GeoBrief: The big picture of the Ukraine crisis

The Ukraine crisis is certainly not over. To state the obvious, the Ukraine issue is an international crisis that escalates and de-escalates within the broader protracted conflict of Russia-EU-NATO-US, depending on developments.

This protracted conflict is nothing new. It’s the result of a new and emerging international order. To remember Antonio Gramsci: “The Old World is dying and the New World struggles to be born: now is the time for monsters”. The Realist theory of International Relations has a similar view: whenever there is lack of balance in the structure of the international system, instability and conflict ensue.

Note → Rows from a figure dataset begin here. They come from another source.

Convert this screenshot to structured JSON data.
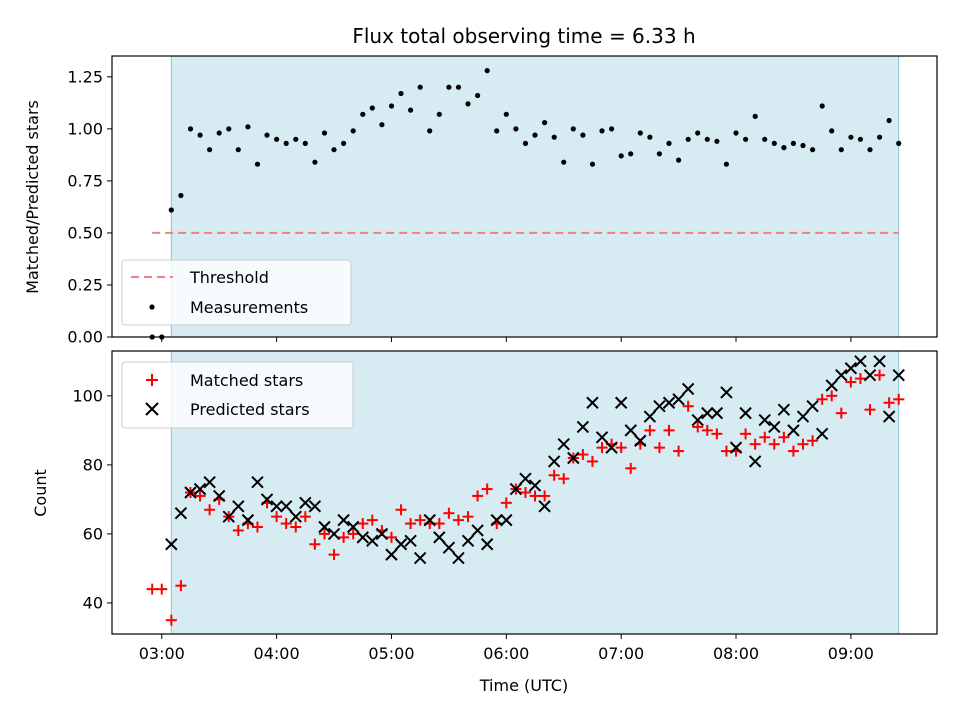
{
  "chart_data": [
    {
      "type": "scatter",
      "title": "Flux total observing time = 6.33 h",
      "xlabel": "",
      "ylabel": "Matched/Predicted stars",
      "xlim": [
        "02:34",
        "09:45"
      ],
      "ylim": [
        0,
        1.35
      ],
      "yticks": [
        0.0,
        0.25,
        0.5,
        0.75,
        1.0,
        1.25
      ],
      "ytick_labels": [
        "0.00",
        "0.25",
        "0.50",
        "0.75",
        "1.00",
        "1.25"
      ],
      "observing_window": [
        "03:05",
        "09:25"
      ],
      "window_color": "#add8e6",
      "threshold": {
        "name": "Threshold",
        "y": 0.5,
        "x_range": [
          "02:55",
          "09:25"
        ],
        "color": "#f08080"
      },
      "legend": {
        "placement": "lower-left",
        "entries": [
          "Threshold",
          "Measurements"
        ]
      },
      "series": [
        {
          "name": "Measurements",
          "color": "#000000",
          "x": [
            "02:55",
            "03:00",
            "03:05",
            "03:10",
            "03:15",
            "03:20",
            "03:25",
            "03:30",
            "03:35",
            "03:40",
            "03:45",
            "03:50",
            "03:55",
            "04:00",
            "04:05",
            "04:10",
            "04:15",
            "04:20",
            "04:25",
            "04:30",
            "04:35",
            "04:40",
            "04:45",
            "04:50",
            "04:55",
            "05:00",
            "05:05",
            "05:10",
            "05:15",
            "05:20",
            "05:25",
            "05:30",
            "05:35",
            "05:40",
            "05:45",
            "05:50",
            "05:55",
            "06:00",
            "06:05",
            "06:10",
            "06:15",
            "06:20",
            "06:25",
            "06:30",
            "06:35",
            "06:40",
            "06:45",
            "06:50",
            "06:55",
            "07:00",
            "07:05",
            "07:10",
            "07:15",
            "07:20",
            "07:25",
            "07:30",
            "07:35",
            "07:40",
            "07:45",
            "07:50",
            "07:55",
            "08:00",
            "08:05",
            "08:10",
            "08:15",
            "08:20",
            "08:25",
            "08:30",
            "08:35",
            "08:40",
            "08:45",
            "08:50",
            "08:55",
            "09:00",
            "09:05",
            "09:10",
            "09:15",
            "09:20",
            "09:25"
          ],
          "y": [
            0.0,
            0.0,
            0.61,
            0.68,
            1.0,
            0.97,
            0.9,
            0.98,
            1.0,
            0.9,
            1.01,
            0.83,
            0.97,
            0.95,
            0.93,
            0.95,
            0.93,
            0.84,
            0.98,
            0.9,
            0.93,
            0.99,
            1.07,
            1.1,
            1.02,
            1.11,
            1.17,
            1.09,
            1.2,
            0.99,
            1.07,
            1.2,
            1.2,
            1.12,
            1.16,
            1.28,
            0.99,
            1.07,
            1.0,
            0.93,
            0.97,
            1.03,
            0.96,
            0.84,
            1.0,
            0.97,
            0.83,
            0.99,
            1.0,
            0.87,
            0.88,
            0.98,
            0.96,
            0.88,
            0.93,
            0.85,
            0.95,
            0.98,
            0.95,
            0.94,
            0.83,
            0.98,
            0.95,
            1.06,
            0.95,
            0.93,
            0.91,
            0.93,
            0.92,
            0.9,
            1.11,
            0.99,
            0.9,
            0.96,
            0.95,
            0.9,
            0.96,
            1.04,
            0.93
          ]
        }
      ]
    },
    {
      "type": "scatter",
      "title": "",
      "xlabel": "Time (UTC)",
      "ylabel": "Count",
      "xlim": [
        "02:34",
        "09:45"
      ],
      "ylim": [
        31,
        113
      ],
      "yticks": [
        40,
        60,
        80,
        100
      ],
      "ytick_labels": [
        "40",
        "60",
        "80",
        "100"
      ],
      "xticks": [
        "03:00",
        "04:00",
        "05:00",
        "06:00",
        "07:00",
        "08:00",
        "09:00"
      ],
      "xtick_labels": [
        "03:00",
        "04:00",
        "05:00",
        "06:00",
        "07:00",
        "08:00",
        "09:00"
      ],
      "observing_window": [
        "03:05",
        "09:25"
      ],
      "window_color": "#add8e6",
      "legend": {
        "placement": "upper-left",
        "entries": [
          "Matched stars",
          "Predicted stars"
        ]
      },
      "x": [
        "02:55",
        "03:00",
        "03:05",
        "03:10",
        "03:15",
        "03:20",
        "03:25",
        "03:30",
        "03:35",
        "03:40",
        "03:45",
        "03:50",
        "03:55",
        "04:00",
        "04:05",
        "04:10",
        "04:15",
        "04:20",
        "04:25",
        "04:30",
        "04:35",
        "04:40",
        "04:45",
        "04:50",
        "04:55",
        "05:00",
        "05:05",
        "05:10",
        "05:15",
        "05:20",
        "05:25",
        "05:30",
        "05:35",
        "05:40",
        "05:45",
        "05:50",
        "05:55",
        "06:00",
        "06:05",
        "06:10",
        "06:15",
        "06:20",
        "06:25",
        "06:30",
        "06:35",
        "06:40",
        "06:45",
        "06:50",
        "06:55",
        "07:00",
        "07:05",
        "07:10",
        "07:15",
        "07:20",
        "07:25",
        "07:30",
        "07:35",
        "07:40",
        "07:45",
        "07:50",
        "07:55",
        "08:00",
        "08:05",
        "08:10",
        "08:15",
        "08:20",
        "08:25",
        "08:30",
        "08:35",
        "08:40",
        "08:45",
        "08:50",
        "08:55",
        "09:00",
        "09:05",
        "09:10",
        "09:15",
        "09:20",
        "09:25"
      ],
      "series": [
        {
          "name": "Matched stars",
          "marker": "plus",
          "color": "#ff0000",
          "y": [
            44,
            44,
            35,
            45,
            72,
            71,
            67,
            70,
            65,
            61,
            63,
            62,
            69,
            65,
            63,
            62,
            65,
            57,
            60,
            54,
            59,
            60,
            63,
            64,
            61,
            59,
            67,
            63,
            64,
            63,
            63,
            66,
            64,
            65,
            71,
            73,
            63,
            69,
            73,
            72,
            71,
            71,
            77,
            76,
            82,
            83,
            81,
            85,
            86,
            85,
            79,
            86,
            90,
            85,
            90,
            84,
            97,
            91,
            90,
            89,
            84,
            84,
            89,
            86,
            88,
            86,
            88,
            84,
            86,
            87,
            99,
            100,
            95,
            104,
            105,
            96,
            106,
            98,
            99
          ]
        },
        {
          "name": "Predicted stars",
          "marker": "cross",
          "color": "#000000",
          "y": [
            null,
            null,
            57,
            66,
            72,
            73,
            75,
            71,
            65,
            68,
            64,
            75,
            70,
            68,
            68,
            65,
            69,
            68,
            62,
            60,
            64,
            62,
            59,
            58,
            60,
            54,
            57,
            58,
            53,
            64,
            59,
            56,
            53,
            58,
            61,
            57,
            64,
            64,
            73,
            76,
            74,
            68,
            81,
            86,
            82,
            91,
            98,
            88,
            85,
            98,
            90,
            87,
            94,
            97,
            98,
            99,
            102,
            93,
            95,
            95,
            101,
            85,
            95,
            81,
            93,
            91,
            96,
            90,
            94,
            97,
            89,
            103,
            106,
            108,
            110,
            106,
            110,
            94,
            106
          ]
        }
      ]
    }
  ]
}
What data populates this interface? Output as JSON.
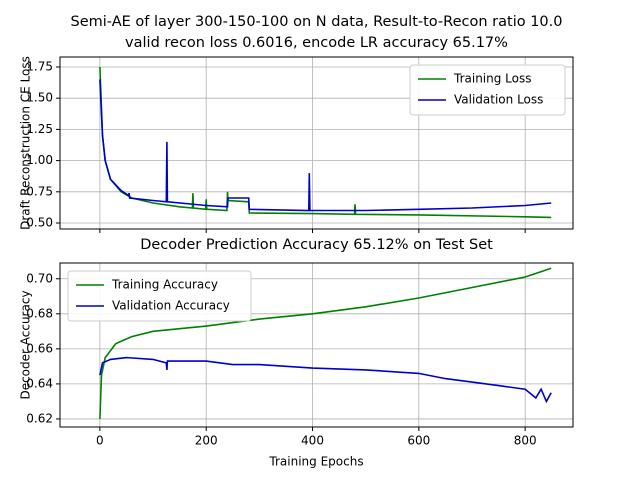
{
  "chart_data": [
    {
      "type": "line",
      "title": [
        "Semi-AE of layer 300-150-100 on N data, Result-to-Recon ratio 10.0",
        "valid recon loss 0.6016, encode LR accuracy 65.17%"
      ],
      "y_label": "Draft Reconstruction CE Loss",
      "xlim": [
        -75,
        890
      ],
      "xticks": [
        0,
        200,
        400,
        600,
        800
      ],
      "show_xtick_labels": false,
      "ylim": [
        0.452,
        1.83
      ],
      "yticks": [
        {
          "value": 0.5,
          "label": "0.50"
        },
        0.75,
        {
          "value": 1.0,
          "label": "1.00"
        },
        1.25,
        {
          "value": 1.5,
          "label": "1.50"
        },
        1.75
      ],
      "grid": true,
      "legend": "upper right",
      "series": [
        {
          "name": "Training Loss",
          "color": "#008000",
          "x": [
            0,
            5,
            10,
            20,
            40,
            60,
            100,
            150,
            174,
            175,
            176,
            199,
            200,
            201,
            239,
            240,
            241,
            280,
            281,
            400,
            479,
            480,
            481,
            600,
            800,
            849
          ],
          "values": [
            1.75,
            1.2,
            1.0,
            0.85,
            0.75,
            0.7,
            0.66,
            0.63,
            0.62,
            0.74,
            0.62,
            0.61,
            0.69,
            0.61,
            0.6,
            0.75,
            0.68,
            0.67,
            0.58,
            0.575,
            0.57,
            0.65,
            0.57,
            0.565,
            0.55,
            0.545
          ]
        },
        {
          "name": "Validation Loss",
          "color": "#0000cc",
          "x": [
            0,
            5,
            10,
            20,
            40,
            54,
            55,
            56,
            100,
            125,
            126,
            127,
            200,
            240,
            241,
            280,
            281,
            393,
            394,
            395,
            500,
            600,
            700,
            800,
            849
          ],
          "values": [
            1.65,
            1.2,
            1.0,
            0.85,
            0.76,
            0.72,
            0.74,
            0.7,
            0.68,
            0.67,
            1.15,
            0.67,
            0.64,
            0.63,
            0.7,
            0.7,
            0.61,
            0.6,
            0.9,
            0.6,
            0.6,
            0.61,
            0.62,
            0.64,
            0.66
          ]
        }
      ]
    },
    {
      "type": "line",
      "title": [
        "Decoder Prediction Accuracy 65.12% on Test Set"
      ],
      "x_label": "Training Epochs",
      "y_label": "Decoder Accuracy",
      "xlim": [
        -75,
        890
      ],
      "xticks": [
        0,
        200,
        400,
        600,
        800
      ],
      "show_xtick_labels": true,
      "ylim": [
        0.6154,
        0.709
      ],
      "yticks": [
        0.62,
        0.64,
        0.66,
        0.68,
        {
          "value": 0.7,
          "label": "0.70"
        }
      ],
      "grid": true,
      "legend": "upper left",
      "series": [
        {
          "name": "Training Accuracy",
          "color": "#008000",
          "x": [
            0,
            3,
            10,
            30,
            60,
            100,
            200,
            300,
            400,
            500,
            600,
            700,
            800,
            849
          ],
          "values": [
            0.62,
            0.645,
            0.655,
            0.663,
            0.667,
            0.67,
            0.673,
            0.677,
            0.68,
            0.684,
            0.689,
            0.695,
            0.701,
            0.706
          ]
        },
        {
          "name": "Validation Accuracy",
          "color": "#0000cc",
          "x": [
            0,
            5,
            20,
            50,
            100,
            125,
            126,
            127,
            200,
            250,
            300,
            400,
            500,
            600,
            650,
            700,
            750,
            800,
            820,
            830,
            840,
            849
          ],
          "values": [
            0.645,
            0.652,
            0.654,
            0.655,
            0.654,
            0.652,
            0.648,
            0.653,
            0.653,
            0.651,
            0.651,
            0.649,
            0.648,
            0.646,
            0.643,
            0.641,
            0.639,
            0.637,
            0.632,
            0.637,
            0.63,
            0.635
          ]
        }
      ]
    }
  ]
}
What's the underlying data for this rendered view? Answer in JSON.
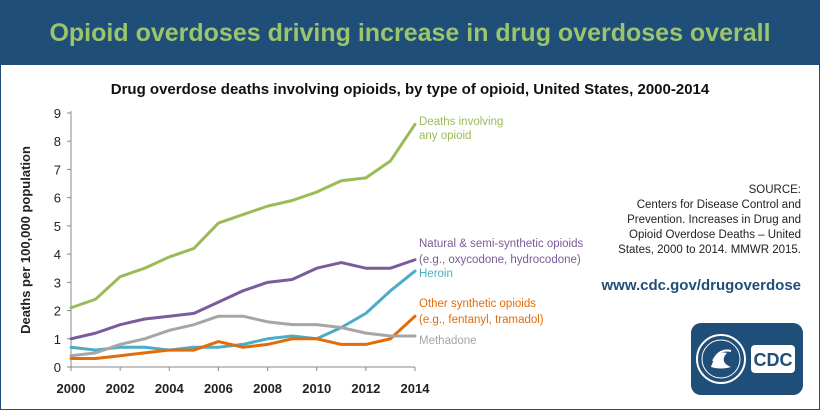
{
  "banner": {
    "title": "Opioid overdoses driving increase in drug overdoses overall"
  },
  "source": {
    "label": "SOURCE:",
    "text": "Centers for Disease Control and Prevention. Increases in Drug and Opioid Overdose Deaths – United States, 2000 to 2014. MMWR 2015.",
    "url": "www.cdc.gov/drugoverdose"
  },
  "logo": {
    "text": "CDC",
    "seal_icon": "hhs-seal-icon",
    "color": "#1f4e79"
  },
  "chart_data": {
    "type": "line",
    "title": "Drug overdose deaths involving opioids, by type of opioid, United States, 2000-2014",
    "xlabel": "",
    "ylabel": "Deaths per 100,000 population",
    "xlim": [
      2000,
      2014
    ],
    "ylim": [
      0,
      9
    ],
    "x_ticks": [
      2000,
      2002,
      2004,
      2006,
      2008,
      2010,
      2012,
      2014
    ],
    "y_ticks": [
      0,
      1,
      2,
      3,
      4,
      5,
      6,
      7,
      8,
      9
    ],
    "grid": false,
    "legend": "direct labels at line ends",
    "x": [
      2000,
      2001,
      2002,
      2003,
      2004,
      2005,
      2006,
      2007,
      2008,
      2009,
      2010,
      2011,
      2012,
      2013,
      2014
    ],
    "series": [
      {
        "name": "Deaths involving any opioid",
        "label_lines": [
          "Deaths involving",
          "any opioid"
        ],
        "color": "#9bbb59",
        "values": [
          2.1,
          2.4,
          3.2,
          3.5,
          3.9,
          4.2,
          5.1,
          5.4,
          5.7,
          5.9,
          6.2,
          6.6,
          6.7,
          7.3,
          8.6
        ]
      },
      {
        "name": "Natural & semi-synthetic opioids (e.g., oxycodone, hydrocodone)",
        "label_lines": [
          "Natural & semi-synthetic opioids",
          "(e.g., oxycodone, hydrocodone)"
        ],
        "color": "#7a5c9a",
        "values": [
          1.0,
          1.2,
          1.5,
          1.7,
          1.8,
          1.9,
          2.3,
          2.7,
          3.0,
          3.1,
          3.5,
          3.7,
          3.5,
          3.5,
          3.8
        ]
      },
      {
        "name": "Heroin",
        "label_lines": [
          "Heroin"
        ],
        "color": "#4bacc6",
        "values": [
          0.7,
          0.6,
          0.7,
          0.7,
          0.6,
          0.7,
          0.7,
          0.8,
          1.0,
          1.1,
          1.0,
          1.4,
          1.9,
          2.7,
          3.4
        ]
      },
      {
        "name": "Other synthetic opioids (e.g., fentanyl, tramadol)",
        "label_lines": [
          "Other synthetic opioids",
          "(e.g., fentanyl, tramadol)"
        ],
        "color": "#e36c09",
        "values": [
          0.3,
          0.3,
          0.4,
          0.5,
          0.6,
          0.6,
          0.9,
          0.7,
          0.8,
          1.0,
          1.0,
          0.8,
          0.8,
          1.0,
          1.8
        ]
      },
      {
        "name": "Methadone",
        "label_lines": [
          "Methadone"
        ],
        "color": "#a6a6a6",
        "values": [
          0.4,
          0.5,
          0.8,
          1.0,
          1.3,
          1.5,
          1.8,
          1.8,
          1.6,
          1.5,
          1.5,
          1.4,
          1.2,
          1.1,
          1.1
        ]
      }
    ]
  }
}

What we have here are two intertwined dynamics of the post-Cold War era:

  1. The fact that Russia has overcome its post-Cold War Post-Traumatic Stress Disorder (PTSD) and as a rising power wants to exert influence and claim a key international/global role.
  2. American “hegemony” is in partial retreat (which entails reduced willingness for engagement), NATO faces limitations and the Euro-Atlantic security architecture is under reconfiguration.

As such, Russia is not simply responding to severe threat perceptions e.g. regarding NATO’s expansion or the security of its energy exports, but is also testing the limits of the Euro-Atlantic security architecture diplomatically, geopolitically and militarily. And it does so because it wants to expand its own sphere of influence in Eurasia and beyond, as well as become an agenda-setting player regarding the global balances of power in the “day after”. This includes to one degree or another the relationship with China as well.

Of course this creates or exacerbates other geopolitical antagonisms as well, for example between Russia and Turkey. But that is a whole other chapter and should again be seen in the context of a multipolar world (that pehaps has not yet come to be), where rising powers can tolerate each other – and compromise with compartmentalized relations – insofar as that allows them to climb the ladder of international power against the previous, established (Western) order. This much is common between Russia and Turkey, despite divergences.

The EU is still unable to respond as a Union. Germany’s ties with – or dependence on – Russia have proven more effective in dealing with the crisis for the time being, than French diplomacy. Which, again points to the limitations of France’s “EU strategic autonomy” project. At the same time, Germany and the US are not exactly on the same page, though the NATO framework still provides some degree of cohesion. And yet significant compromises had to be made for “de-escalation”. Shelving Ukraine’s NATO accession was no small thing, though it happened before.

I believe it’s safe to say that, as far as this phase of the protracted conflict is concerned, Russia has been successful – not least by demonstrating its importance for the EU’s economy and security. The US on the other hand has been unable to convince; Washington’s public discourse has been a fiasco.

Overall, unless there is some kind of settlement on the protracted conflict, Ukraine crisis won’t be resolved. But this doesn’t work the other way around: a “solution” on the Ukraine crisis – whatever that may be – won’t resolve the protracted conflict that stems from fluctuations in the international order.